I imagine (or hope/wish) that there will remain a market for machines that don't include this. I don't see a day when I'll be using AI systems on my own machines, and I don't want to pay for hardware support that I'll never use.
I suspect Dell isn't going to be all that correct. No way that Microsoft is going to give up server-side processing and all the sweet sweet data it entails.
Actually before finishing this comment I changed my mind. Windows will collect and send all that data to Microsoft regardless whether it runs client-side or server side. Client side shifts the electricity and cloud bill to the user, so that's a big win. It's also hardware that can get obsolete and need to be replaced, which means future sales.
Most PCs already are. Intel CPUs already include a chip for offloading minor "AI" tasks like noise cancellation, and Ryzen AI is already here, as well.
AI doesn't necessarily mean generative, but there are tons of places that a little specialized accelerated chipset would have been used in decades past that maybe now we can abstract to a little GAN+ chip that might be costlier on other hardware.
Think more "assistive technologies to help stabilize mice or correct typing in people with motor function disabilities" than "the spyware that copied me". ...Hopefully.
>I imagine (or hope/wish) that there will remain a market for machines that don't include this. I don't see a day when I'll be using AI systems on my own machines, and I don't want to pay for hardware support that I'll never use.
I dont understand, like... why bother?
You check what CPU instruction or what "tiles" your CPU has in order to decide which CPU has too much specialized stuff that you dont need?
Monetary cost, sure, but what about the other costs?
Regardless, if that's the way things are going, then obviously I'll deal with it. In the meantime, though, this will certainly be a factor in my purchasing decisions as long as I continue to have a choice.
You're paying for all the silicon on the board either way. It's essentially impossible to buy modern components without paying for some amount of dead silicon you'll never use, even if it's just the debug circuits.

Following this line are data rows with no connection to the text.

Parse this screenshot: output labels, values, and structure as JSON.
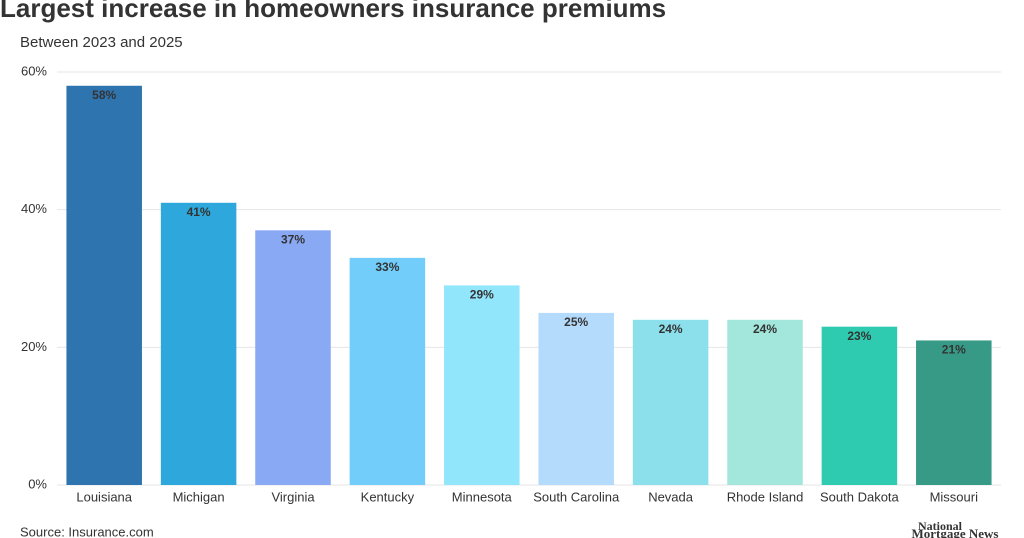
{
  "chart_data": {
    "type": "bar",
    "title": "Largest increase in homeowners insurance premiums",
    "subtitle": "Between 2023 and 2025",
    "categories": [
      "Louisiana",
      "Michigan",
      "Virginia",
      "Kentucky",
      "Minnesota",
      "South Carolina",
      "Nevada",
      "Rhode Island",
      "South Dakota",
      "Missouri"
    ],
    "values": [
      58,
      41,
      37,
      33,
      29,
      25,
      24,
      24,
      23,
      21
    ],
    "value_labels": [
      "58%",
      "41%",
      "37%",
      "33%",
      "29%",
      "25%",
      "24%",
      "24%",
      "23%",
      "21%"
    ],
    "colors": [
      "#2e75b0",
      "#2ea8dc",
      "#8aa9f5",
      "#72cdfb",
      "#92e6fc",
      "#b5dbfc",
      "#8ce0ec",
      "#a2e6dc",
      "#2ecbb0",
      "#379a86"
    ],
    "ylim": [
      0,
      60
    ],
    "yticks": [
      {
        "value": 0,
        "label": "0%"
      },
      {
        "value": 20,
        "label": "20%"
      },
      {
        "value": 40,
        "label": "40%"
      },
      {
        "value": 60,
        "label": "60%"
      }
    ],
    "grid": true,
    "source": "Source: Insurance.com",
    "logo": [
      "National",
      "Mortgage News"
    ]
  }
}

That's only for Apple products, which is fine because I don't have to use Apple products. I'm not objecting to machines that have "AI hardware" in them. There are people who want that. I'm objecting to the idea that all machines will have such hardware in them.
To be clear, I don't think that's going to be the case, which is why I started my comment with "Dell wishes".
This is a feature that will be in every new PC once these new CPUs become the baseline.
It's a useful feature for most people. Being able to search my photo library on my Mac for "car" to find that photo of a car I found parked weirdly last week is something I do all the time, and not having to upload all my photos to Google in order to enable it is actually a good thing.
Intel's early integrated GPUs were practically free: their chipsets had a minimum size necessary to accommodate all the various IO PHYs around the perimeter, and they had enough free space in the interior to add a minimal GPU without much increase in total die size. After proving to be a lucrative way to kill off the competition's low-end GPUs, iGPUs started moving into the CPU package and later on-die to offer better performance.
Nowadays, we're running against barriers from the end of Dennard scaling, which prevent chips from operating at 100% utilization and all but forces us to start including more specialized units that will only be used for some tasks.
I imagine (or hope/wish) that there will remain a market for machines that don't include this. I don't see a day when I'll be using AI systems on my own machines, and I don't want to pay for hardware support that I'll never use.